– Laurent!
– Qu'est-ce que Laurent? demanda le roi.
– C'est le concierge de la porte par laquelle Sa Majesté est rentrée hier, dit Mme de Misery.
– Laurent! cria Mme Duval, à quelle heure Sa Majesté la reine est-elle rentrée hier?
– Vers huit heures, répliqua le concierge du bas de la terrasse.
Le roi baissa la tête.
Mme de Misery congédia Mme Duval, qui congédia Laurent.
Les deux époux demeurèrent seuls.
Louis XVI était honteux et faisait tous ses efforts pour dissimuler cette honte.

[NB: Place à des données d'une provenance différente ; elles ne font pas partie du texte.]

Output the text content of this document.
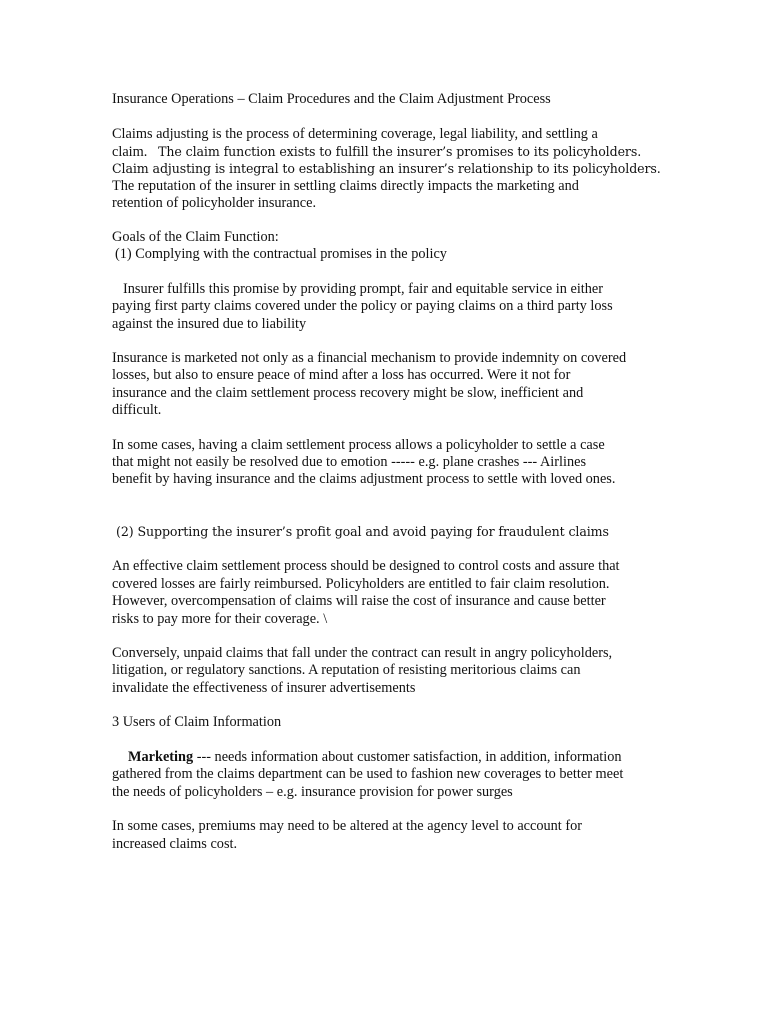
Insurance Operations – Claim Procedures and the Claim Adjustment Process
Claims adjusting is the process of determining coverage, legal liability, and settling a
claim. The claim function exists to fulfill the insurer’s promises to its policyholders.
Claim adjusting is integral to establishing an insurer’s relationship to its policyholders.
The reputation of the insurer in settling claims directly impacts the marketing and
retention of policyholder insurance.
Goals of the Claim Function:
(1) Complying with the contractual promises in the policy
Insurer fulfills this promise by providing prompt, fair and equitable service in either
paying first party claims covered under the policy or paying claims on a third party loss
against the insured due to liability
Insurance is marketed not only as a financial mechanism to provide indemnity on covered
losses, but also to ensure peace of mind after a loss has occurred. Were it not for
insurance and the claim settlement process recovery might be slow, inefficient and
difficult.
In some cases, having a claim settlement process allows a policyholder to settle a case
that might not easily be resolved due to emotion ----- e.g. plane crashes --- Airlines
benefit by having insurance and the claims adjustment process to settle with loved ones.
(2) Supporting the insurer’s profit goal and avoid paying for fraudulent claims
An effective claim settlement process should be designed to control costs and assure that
covered losses are fairly reimbursed. Policyholders are entitled to fair claim resolution.
However, overcompensation of claims will raise the cost of insurance and cause better
risks to pay more for their coverage. \
Conversely, unpaid claims that fall under the contract can result in angry policyholders,
litigation, or regulatory sanctions. A reputation of resisting meritorious claims can
invalidate the effectiveness of insurer advertisements
3 Users of Claim Information
Marketing --- needs information about customer satisfaction, in addition, information
gathered from the claims department can be used to fashion new coverages to better meet
the needs of policyholders – e.g. insurance provision for power surges
In some cases, premiums may need to be altered at the agency level to account for
increased claims cost.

Mais la reine, au lieu de triompher de la victoire qu'elle venait de remporter, lui dit froidement:
– Eh bien! sire, voyons, que désirez-vous savoir encore?
– Oh! rien, s'écria le roi en pressant les mains de sa femme, rien!
– Cependant…
– Pardonnez-moi, madame; je ne sais trop ce qui m'était passé par la tête. Voyez ma joie; elle est aussi grande que mon repentir. Vous ne m'en voulez point, n'est-ce pas? Ne boudez plus: foi de gentilhomme! j'en serais au désespoir.

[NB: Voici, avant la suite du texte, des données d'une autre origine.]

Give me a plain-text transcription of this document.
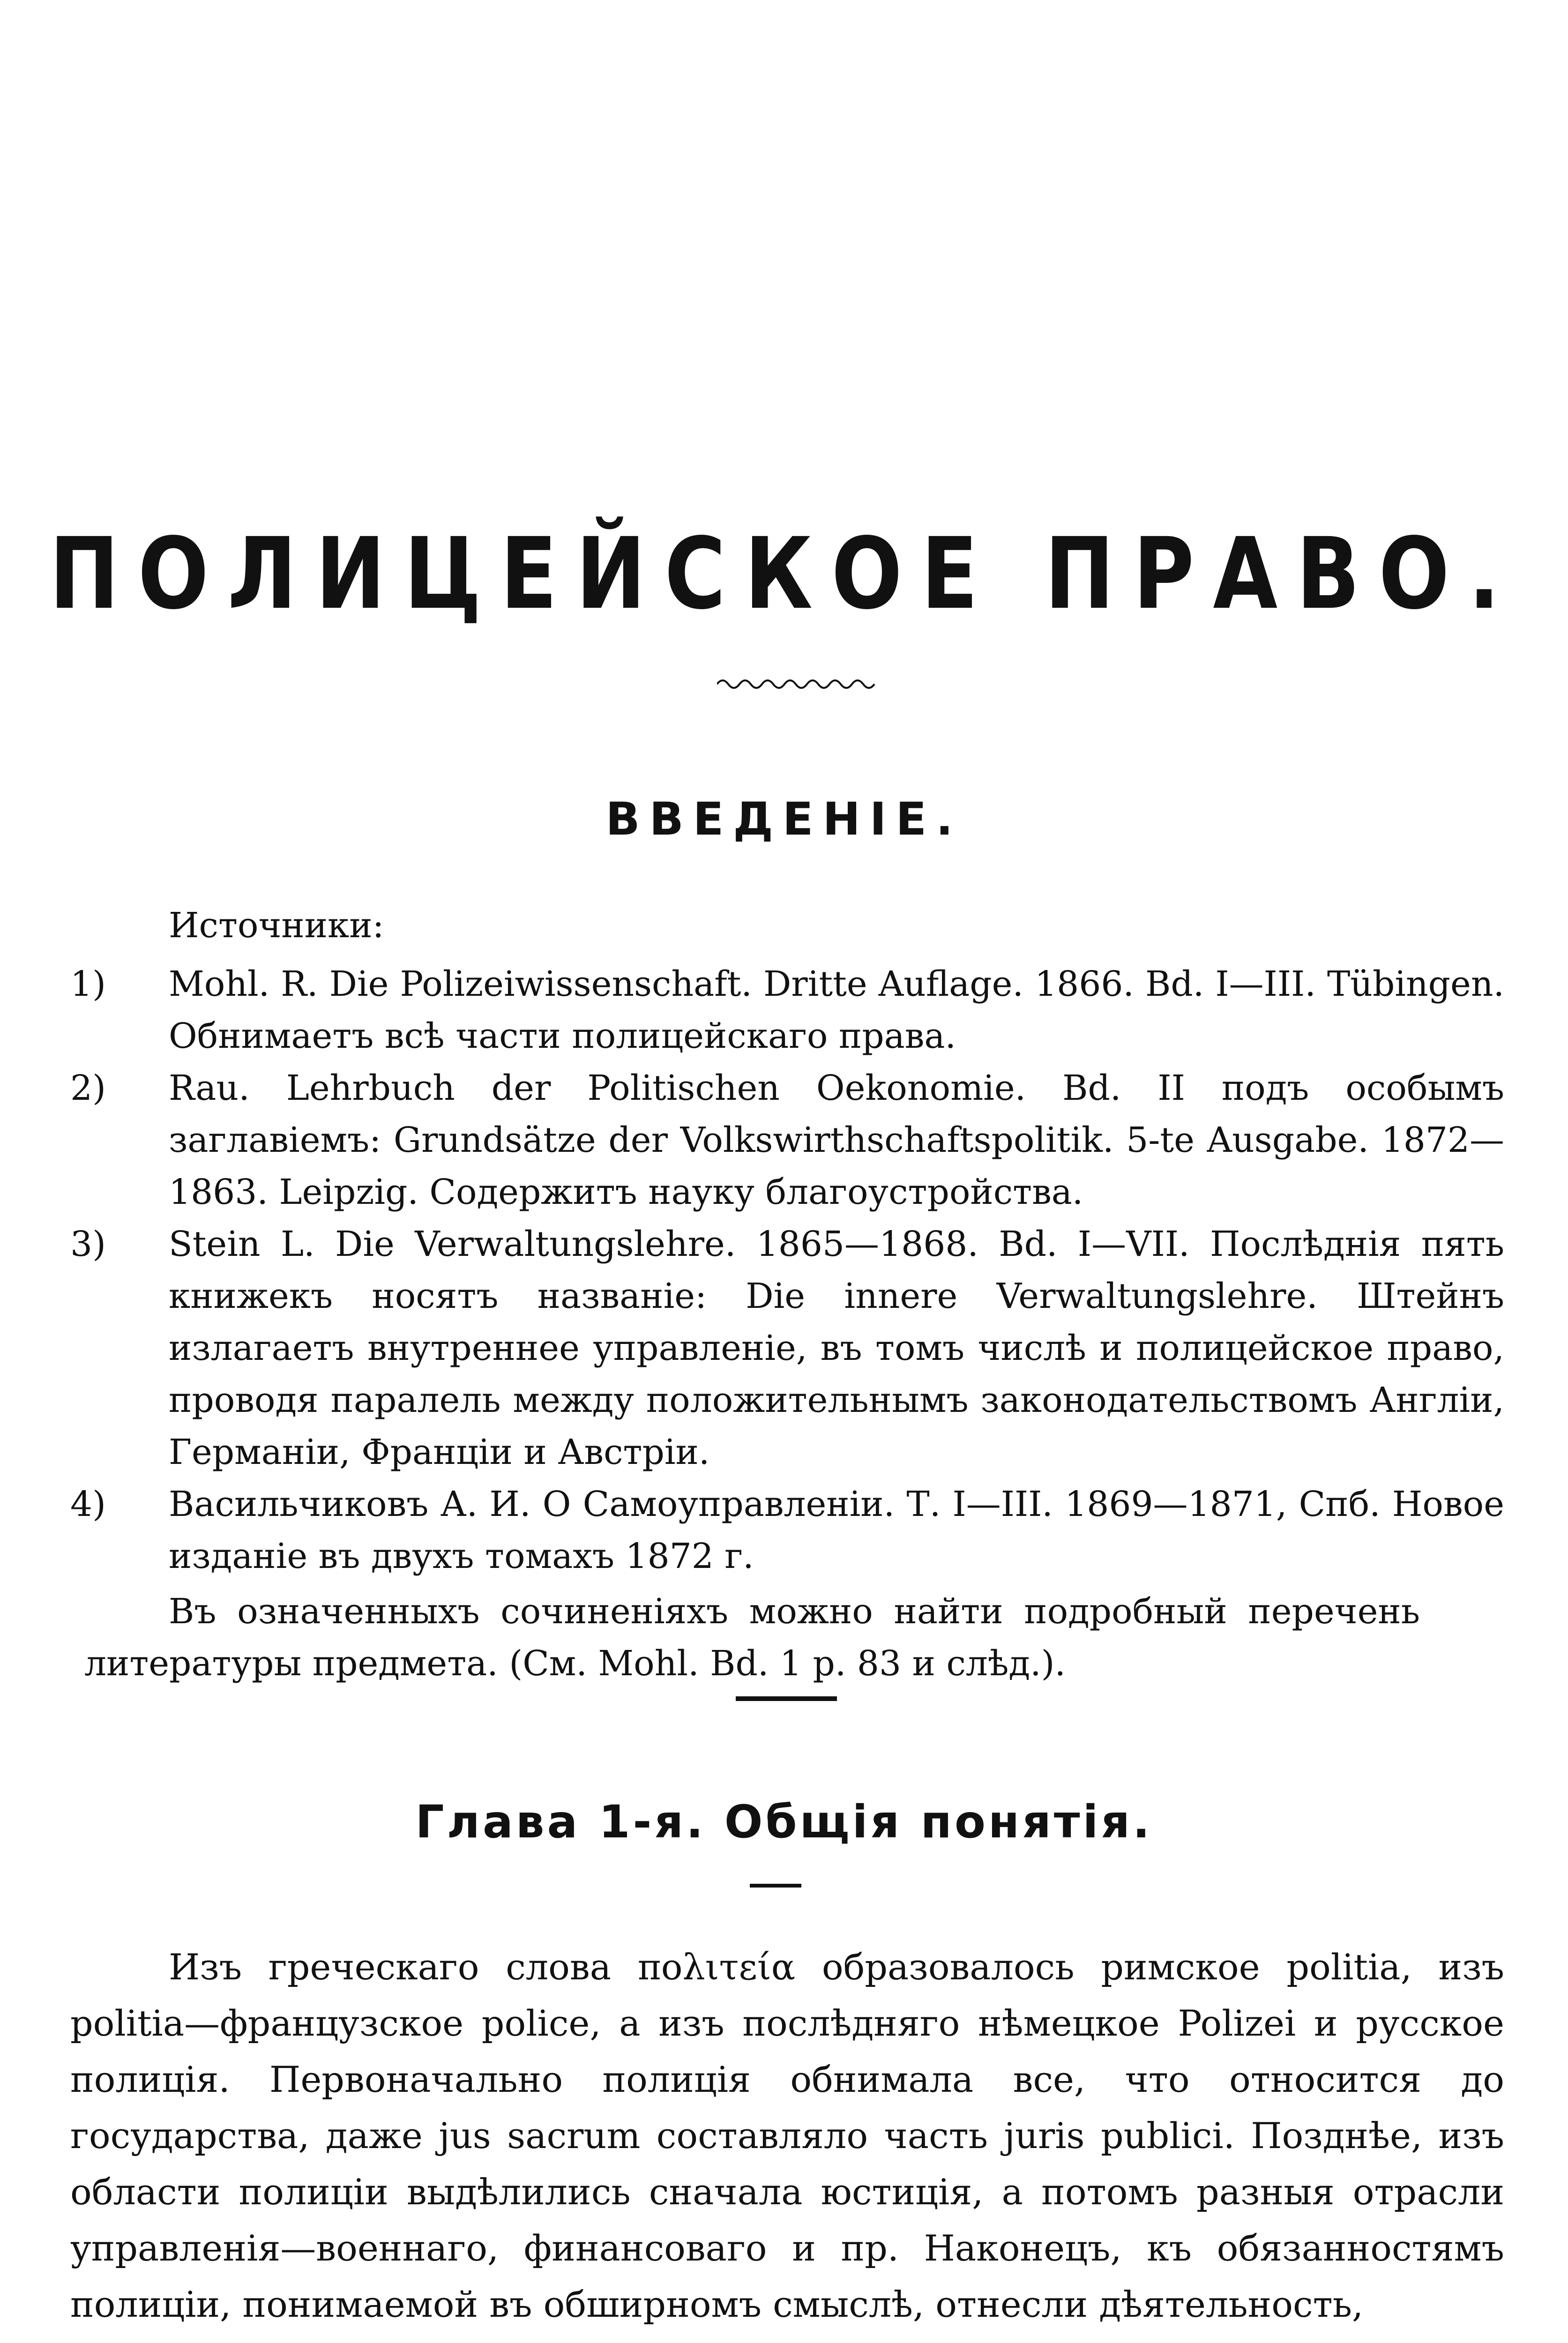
ПОЛИЦЕЙСКОЕ ПРАВО.
ВВЕДЕНІЕ.
Источники:
1)	Mohl. R. Die Polizeiwissenschaft. Dritte Auflage. 1866. Bd. I—III. Tübingen. Обнимаетъ всѣ части полицейскаго права.
2)	Rau. Lehrbuch der Politischen Oekonomie. Bd. II подъ особымъ заглавіемъ: Grundsätze der Volkswirthschaftspolitik. 5-te Ausgabe. 1872—1863. Leipzig. Содержитъ науку благоустройства.
3)	Stein L. Die Verwaltungslehre. 1865—1868. Bd. I—VII. Послѣднія пять книжекъ носятъ названіе: Die innere Verwaltungslehre. Штейнъ излагаетъ внутреннее управленіе, въ томъ числѣ и полицейское право, проводя паралель между положительнымъ законодательствомъ Англіи, Германіи, Франціи и Австріи.
4)	Васильчиковъ А. И. О Самоуправленіи. Т. I—III. 1869—1871, Спб. Новое изданіе въ двухъ томахъ 1872 г.

Въ означенныхъ сочиненіяхъ можно найти подробный перечень литературы предмета. (См. Mohl. Bd. 1 p. 83 и слѣд.).

Глава 1-я. Общія понятія.

Изъ греческаго слова πολιτεία образовалось римское politia, изъ politia—французское police, а изъ послѣдняго нѣмецкое Polizei и русское полиція. Первоначально полиція обнимала все, что относится до государства, даже jus sacrum составляло часть juris publici. Позднѣе, изъ области полиціи выдѣлились сначала юстиція, а потомъ разныя отрасли управленія—военнаго, финансоваго и пр. Наконецъ, къ обязанностямъ полиціи, понимаемой въ обширномъ смыслѣ, отнесли дѣятельность,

La reine retira sa main de celle du roi.
– Eh bien! que faites-vous, madame? demanda Louis.
– Sire, répondit Marie-Antoinette, une reine de France ne ment pas!
– Eh bien? demanda le roi étonné.
– Eh bien, sire, moi, je viens de mentir.
– Que voulez-vous dire?
– Je veux dire que je ne suis pas rentrée hier à huit heures du soir!
Le roi recula surpris.
– Je veux dire, continua la reine avec le même sang-froid, que je suis rentrée ce matin à six heures seulement.
– Madame!
– Et que sans M. le comte d'Artois, qui m'a offert un asile et logée par pitié dans une maison à lui, je restais à la porte comme une mendiante.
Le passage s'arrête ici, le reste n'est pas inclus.